Tudo somado, a ofensiva russa ainda tem que mostrar até onde pretende avançar. O estrago já realizado não deixa margem a dúvidas quanto aos objetivos expansionistas da iniciativa. Tal como se encontra o quadro atual, pode-se apenas descartar a hipótese de manter o país inteiro sob ocupação, dado seu alto custo militar, econômico e político, ante a exacerbação inevitável dos sentimentos nacionalistas e a recusa dos ucranianos em abandonar sua assumida vocação europeia. As fricções daí decorrentes levariam a uma grave instabilidade política, com riscos de atentados, ações de guerrilha e outras formas de autodefesa.
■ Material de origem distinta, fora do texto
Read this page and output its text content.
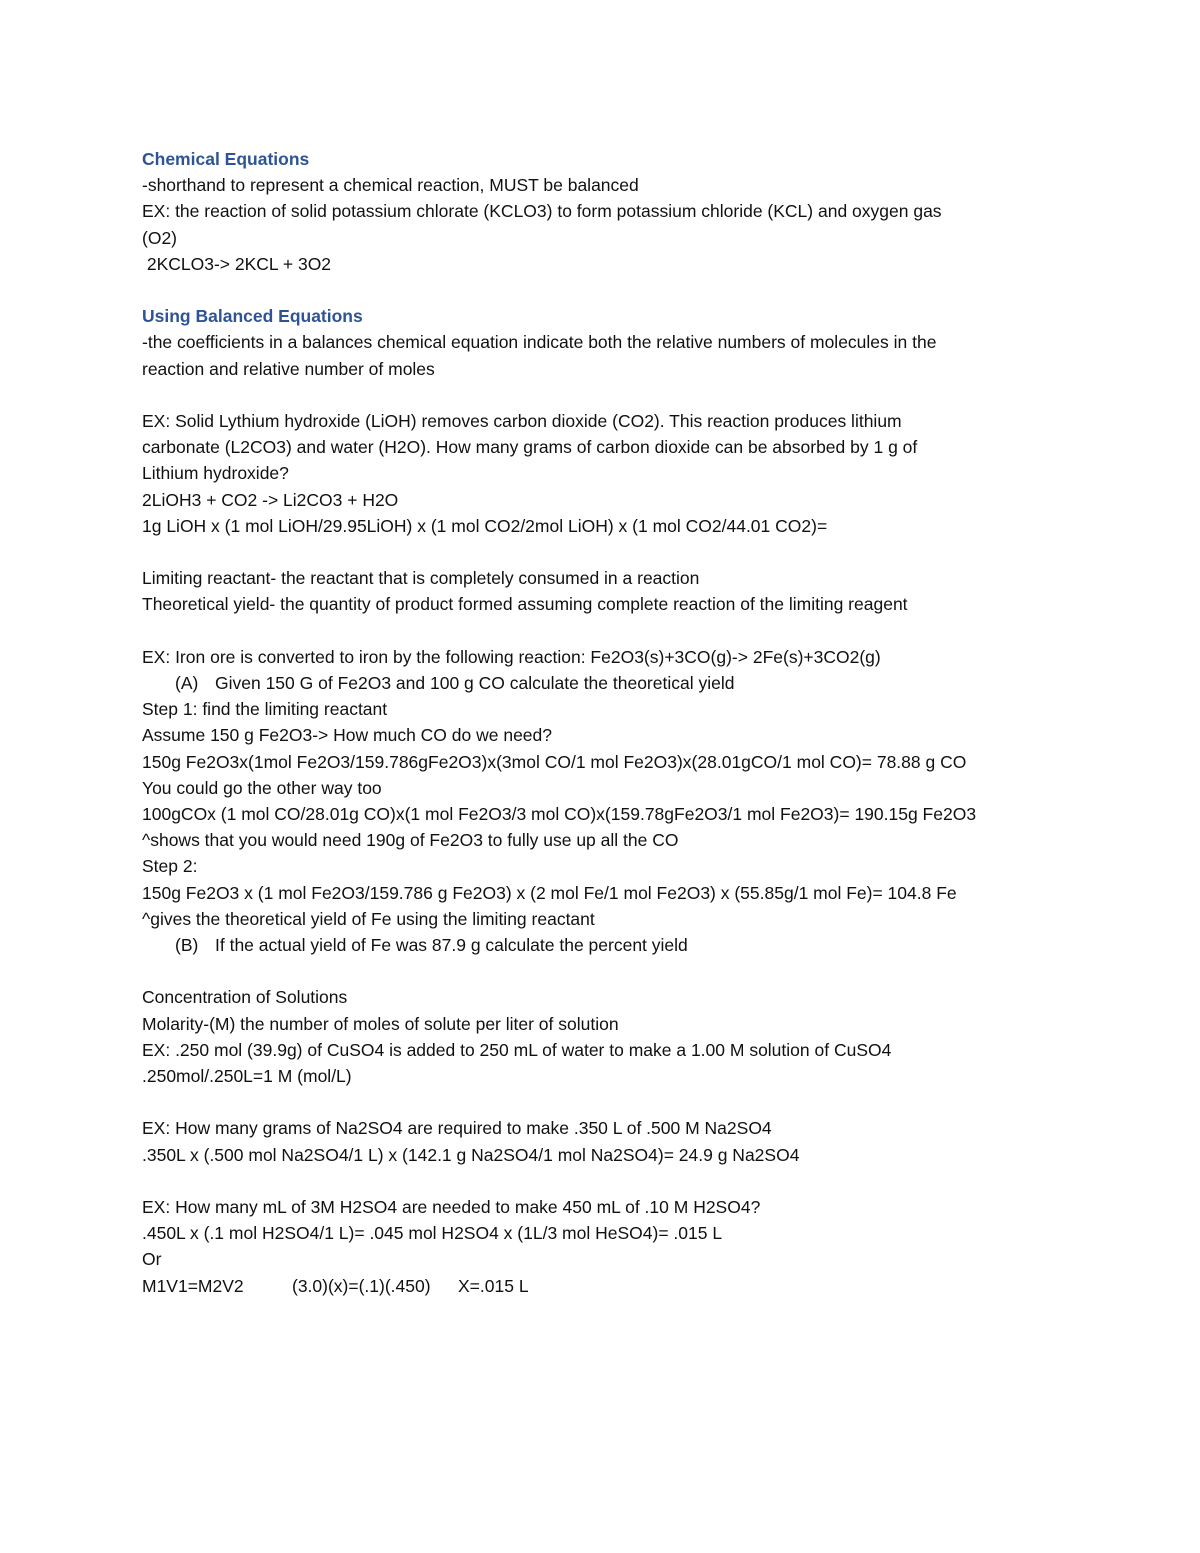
Chemical Equations
-shorthand to represent a chemical reaction, MUST be balanced
EX: the reaction of solid potassium chlorate (KCLO3) to form potassium chloride (KCL) and oxygen gas
(O2)
2KCLO3-> 2KCL + 3O2
Using Balanced Equations
-the coefficients in a balances chemical equation indicate both the relative numbers of molecules in the
reaction and relative number of moles
EX: Solid Lythium hydroxide (LiOH) removes carbon dioxide (CO2). This reaction produces lithium
carbonate (L2CO3) and water (H2O). How many grams of carbon dioxide can be absorbed by 1 g of
Lithium hydroxide?
2LiOH3 + CO2 -> Li2CO3 + H2O
1g LiOH x (1 mol LiOH/29.95LiOH) x (1 mol CO2/2mol LiOH) x (1 mol CO2/44.01 CO2)=
Limiting reactant- the reactant that is completely consumed in a reaction
Theoretical yield- the quantity of product formed assuming complete reaction of the limiting reagent
EX: Iron ore is converted to iron by the following reaction: Fe2O3(s)+3CO(g)-> 2Fe(s)+3CO2(g)
(A) Given 150 G of Fe2O3 and 100 g CO calculate the theoretical yield
Step 1: find the limiting reactant
Assume 150 g Fe2O3-> How much CO do we need?
150g Fe2O3x(1mol Fe2O3/159.786gFe2O3)x(3mol CO/1 mol Fe2O3)x(28.01gCO/1 mol CO)= 78.88 g CO
You could go the other way too
100gCOx (1 mol CO/28.01g CO)x(1 mol Fe2O3/3 mol CO)x(159.78gFe2O3/1 mol Fe2O3)= 190.15g Fe2O3
^shows that you would need 190g of Fe2O3 to fully use up all the CO
Step 2:
150g Fe2O3 x (1 mol Fe2O3/159.786 g Fe2O3) x (2 mol Fe/1 mol Fe2O3) x (55.85g/1 mol Fe)= 104.8 Fe
^gives the theoretical yield of Fe using the limiting reactant
(B) If the actual yield of Fe was 87.9 g calculate the percent yield
Concentration of Solutions
Molarity-(M) the number of moles of solute per liter of solution
EX: .250 mol (39.9g) of CuSO4 is added to 250 mL of water to make a 1.00 M solution of CuSO4
.250mol/.250L=1 M (mol/L)
EX: How many grams of Na2SO4 are required to make .350 L of .500 M Na2SO4
.350L x (.500 mol Na2SO4/1 L) x (142.1 g Na2SO4/1 mol Na2SO4)= 24.9 g Na2SO4
EX: How many mL of 3M H2SO4 are needed to make 450 mL of .10 M H2SO4?
.450L x (.1 mol H2SO4/1 L)= .045 mol H2SO4 x (1L/3 mol HeSO4)= .015 L
Or
M1V1=M2V2	(3.0)(x)=(.1)(.450) X=.015 L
Como as forças russas não são suficientes para assegurar a terceira etapa de uma invasão, o controle da população civil, a alternativa mais provável seria a instalação de um governo fantoche, de imprecisa duração. Não está claro onde a Rússia traçará os limites de eventuais novas anexações que, mesmo se restritas ao leste, provocariam uma radical desestruturação da base industrial do país (posto que ali se concentram suas minas de carvão, usinas siderúrgicas, fábricas de turbinas, altos-fornos, tratores, indústria espacial). Se abranger os portos de Mariupol (no Mar de Azov) e de Odessa (no Mar Negro), por onde escoam as exportações de aço, fertilizantes, trigo e produtos alimentícios, estaria estrangulando a economia e inviabilizando o país. O que será aceitável para as duas Partes, quando sentarem à mesa de negociação, tendo em vista que Putin não pode abrir mão do papel de vitorioso e Zelensky não pode fazer concessões que deem a entender que todo o esforço de resistência foi em vão? Qualquer que seja o desfecho, terá um alto custo em vidas inocentes, defensores de seu torrão natal e de capital humano para o futuro. Para concluir: a generosa ajuda que vem sendo oferecida ao país pelo Ocidente está destinada a que “Ucrânia”?